自在コラム

⇒ 日常での観察や大学キャンパスでの見聞、環境や時事問題、メディアとネットの考察などを紹介する宇野文夫のコラム

☆ブログはメディアか

2005年06月28日 | ⇒メディア時評
  よく尋ねられる。「ブログはメディアになりうるのか」と。総務省の推測だと、2005年3月末時点の国内ブログ利用者数は延べ335万人、アクティブブログ利用者(少なくとも月に1度はブログを更新しているユーザ)数は95万人、2007年3月末にはそれぞれ782万人、296万人に拡大する、と。ブログ市場はさらにすさまじい。去年の34億円(関連市場含む)から、2006年度には1377億円(同)に達すると見込んでいる。確かにメディアは情報の流れという側面を持つので、これだけ勢いが増せば一つのメディアになる可能性が出てきたと言えなくもないが、私は率直に言って、「金にはなるが、メディアにはなれない」と思う。

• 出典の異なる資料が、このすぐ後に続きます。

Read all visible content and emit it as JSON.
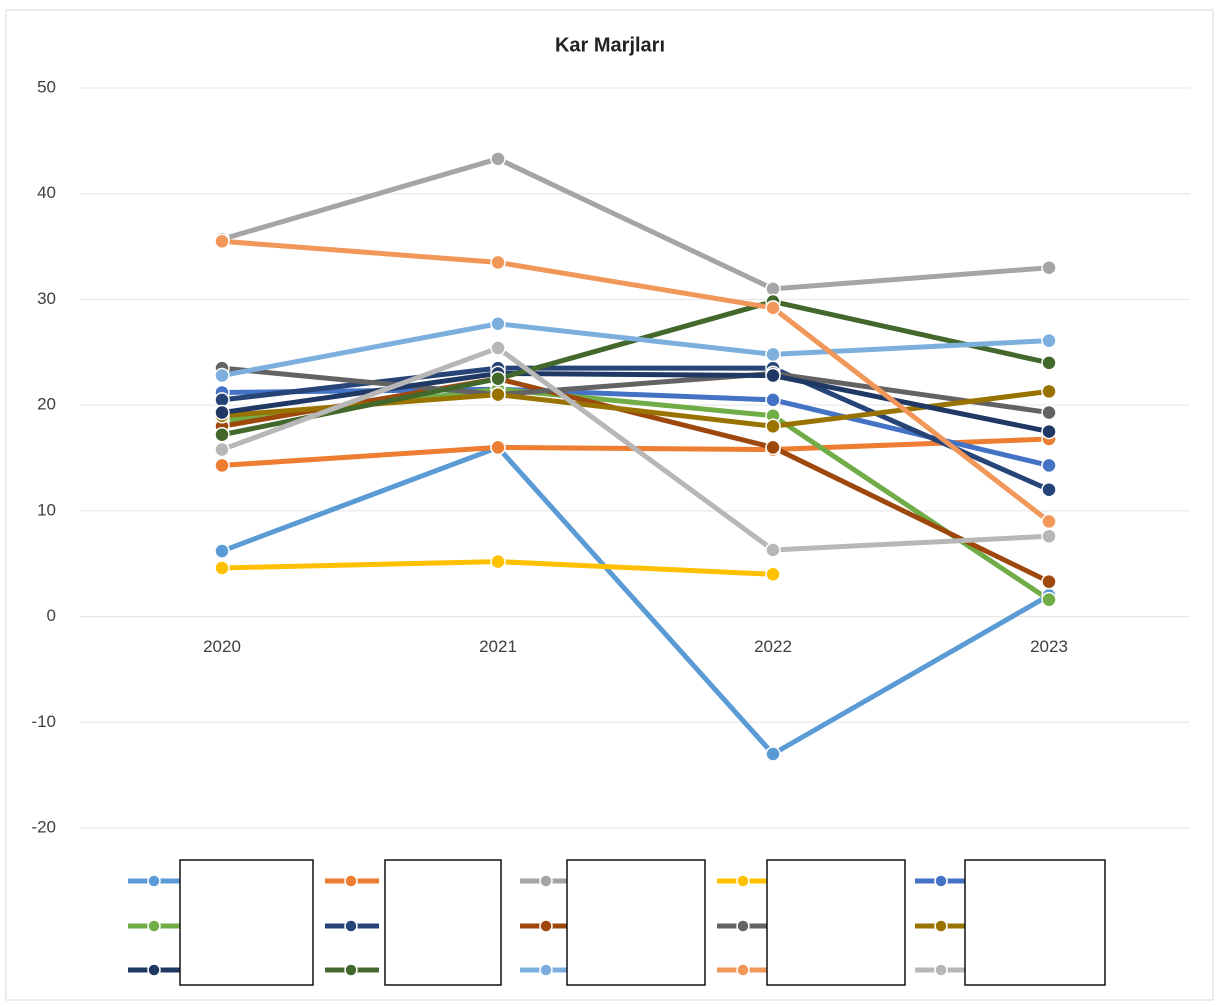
{
  "chart_data": {
    "type": "line",
    "title": "Kar Marjları",
    "categories": [
      "2020",
      "2021",
      "2022",
      "2023"
    ],
    "ylim": [
      -20,
      50
    ],
    "yticks": [
      -20,
      -10,
      0,
      10,
      20,
      30,
      40,
      50
    ],
    "grid": true,
    "series": [
      {
        "color": "#5b9bd5",
        "values": [
          6.2,
          16,
          -13,
          2
        ]
      },
      {
        "color": "#ed7d31",
        "values": [
          14.3,
          16,
          15.8,
          16.8
        ]
      },
      {
        "color": "#a5a5a5",
        "values": [
          35.7,
          43.3,
          31,
          33
        ]
      },
      {
        "color": "#ffc000",
        "values": [
          4.6,
          5.2,
          4,
          null
        ]
      },
      {
        "color": "#4472c4",
        "values": [
          21.2,
          21.5,
          20.5,
          14.3
        ]
      },
      {
        "color": "#70ad47",
        "values": [
          18.5,
          21.5,
          19,
          1.6
        ]
      },
      {
        "color": "#264478",
        "values": [
          20.5,
          23.5,
          23.5,
          12
        ]
      },
      {
        "color": "#9e480e",
        "values": [
          18,
          22.5,
          16,
          3.3
        ]
      },
      {
        "color": "#636363",
        "values": [
          23.5,
          21,
          23,
          19.3
        ]
      },
      {
        "color": "#997300",
        "values": [
          19,
          21,
          18,
          21.3
        ]
      },
      {
        "color": "#1f3864",
        "values": [
          19.3,
          23,
          22.8,
          17.5
        ]
      },
      {
        "color": "#43682b",
        "values": [
          17.2,
          22.5,
          29.8,
          24
        ]
      },
      {
        "color": "#7cafdd",
        "values": [
          22.8,
          27.7,
          24.8,
          26.1
        ]
      },
      {
        "color": "#f1975a",
        "values": [
          35.5,
          33.5,
          29.2,
          9
        ]
      },
      {
        "color": "#b7b7b7",
        "values": [
          15.8,
          25.4,
          6.3,
          7.6
        ]
      }
    ]
  }
}
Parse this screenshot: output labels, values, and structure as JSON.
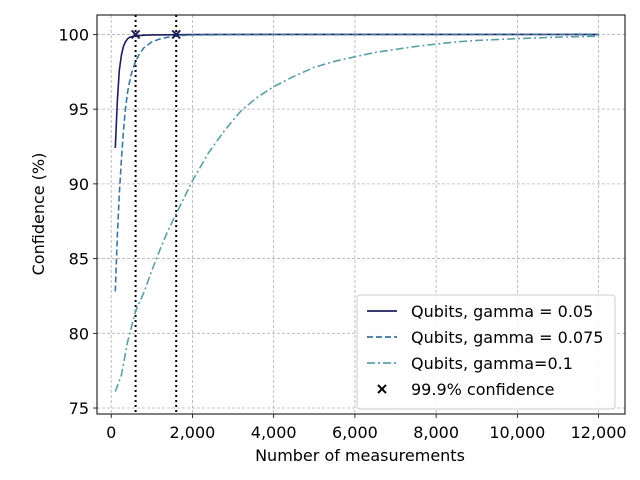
{
  "chart_data": {
    "type": "line",
    "xlabel": "Number of measurements",
    "ylabel": "Confidence (%)",
    "xlim": [
      -350,
      12650
    ],
    "ylim": [
      74.6,
      101.3
    ],
    "xticks": [
      0,
      2000,
      4000,
      6000,
      8000,
      10000,
      12000
    ],
    "xtick_labels": [
      "0",
      "2,000",
      "4,000",
      "6,000",
      "8,000",
      "10,000",
      "12,000"
    ],
    "yticks": [
      75,
      80,
      85,
      90,
      95,
      100
    ],
    "ytick_labels": [
      "75",
      "80",
      "85",
      "90",
      "95",
      "100"
    ],
    "grid": true,
    "legend_position": "lower-right",
    "series": [
      {
        "name": "Qubits, gamma = 0.05",
        "color": "#1f1e5c",
        "style": "solid",
        "x": [
          100,
          150,
          200,
          250,
          300,
          350,
          400,
          450,
          500,
          600,
          800,
          1000,
          2000,
          4000,
          8000,
          12000
        ],
        "y": [
          92.4,
          95.5,
          97.6,
          98.6,
          99.2,
          99.5,
          99.7,
          99.8,
          99.85,
          99.9,
          99.95,
          99.97,
          99.99,
          100,
          100,
          100
        ]
      },
      {
        "name": "Qubits, gamma = 0.075",
        "color": "#3a76a0",
        "style": "dashed",
        "x": [
          100,
          150,
          200,
          250,
          300,
          350,
          400,
          450,
          500,
          600,
          700,
          800,
          900,
          1000,
          1200,
          1400,
          1600,
          1800,
          2000,
          3000,
          5000,
          8000,
          12000
        ],
        "y": [
          82.8,
          86.5,
          89.3,
          91.6,
          93.5,
          95.0,
          96.1,
          96.8,
          97.4,
          98.2,
          98.7,
          99.1,
          99.3,
          99.5,
          99.7,
          99.82,
          99.9,
          99.94,
          99.96,
          99.99,
          100,
          100,
          100
        ]
      },
      {
        "name": "Qubits, gamma=0.1",
        "color": "#5b9ea6",
        "style": "dashdot",
        "x": [
          100,
          250,
          400,
          600,
          800,
          1000,
          1200,
          1400,
          1600,
          1800,
          2000,
          2400,
          2800,
          3200,
          3600,
          4000,
          4500,
          5000,
          5500,
          6000,
          6500,
          7000,
          7500,
          8000,
          8500,
          9000,
          10000,
          11000,
          12000
        ],
        "y": [
          76.1,
          77.2,
          79.4,
          81.5,
          82.7,
          84.2,
          85.6,
          86.9,
          88.0,
          89.1,
          90.2,
          92.1,
          93.6,
          94.9,
          95.8,
          96.5,
          97.2,
          97.8,
          98.2,
          98.5,
          98.8,
          99.0,
          99.2,
          99.35,
          99.5,
          99.6,
          99.72,
          99.82,
          99.88
        ]
      }
    ],
    "markers": {
      "name": "99.9% confidence",
      "symbol": "x",
      "color": "#1f1e5c",
      "points": [
        {
          "x": 600,
          "y": 100
        },
        {
          "x": 1600,
          "y": 100
        }
      ]
    },
    "vlines": [
      600,
      1600
    ]
  }
}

   「メディアになれない理由」はクレジット(信用)の問題である。これをメディアと思うか思わないかは最終的に閲覧者が判断することであるが、果たしてブログにクレジットが保証されているか、これは否である。ブログは既存のメディアより自由な発言が手軽にできるし、ある意味で、草の根の市民が記述する一次情報でもあり魅力的ではある。が、情報の信憑性を裏付けすることは難しい。テレビですらいまだに情報を発信するメディアというより、エンターテイメントの単なるツールと見られる向きが強い。

    ただし、ブログも変化していくだろう。たとえば、ドキュメンタリストやジャーナリスト、お互いが信頼しあえる市民、ビジネスマン、研究者らが集い「専用ブログ」を構築し、質の高さを保つ努力をするのであれば、評価を得るサイトになるだろう。そうなれば、ブログ本来が持つ一次情報に限りなく近い、従来のメディアにはない価値を有したメディアになる可能性もある。

    現在、ブログを提供する事業者は110社余りと言われている。サービスが基本的に無料であり、ビジネスモデルは大丈夫かと懸念されたりもしている。今後、ブロガーが事業者の選別を行い、ブログのリストラクションも起こるだろう。その過程でより進化していくのではないか。

    私個人で言えば、ブログの画面に事業者が勝手に出会い系サイトのバナーを貼り出したら、別の事業者に乗り換えることにしている。書き手は事業者が考える以上に信頼性や著作者意識にこだわるものだ。ブログの価値を高めるということは、簡単に言うとこういうことなのだ。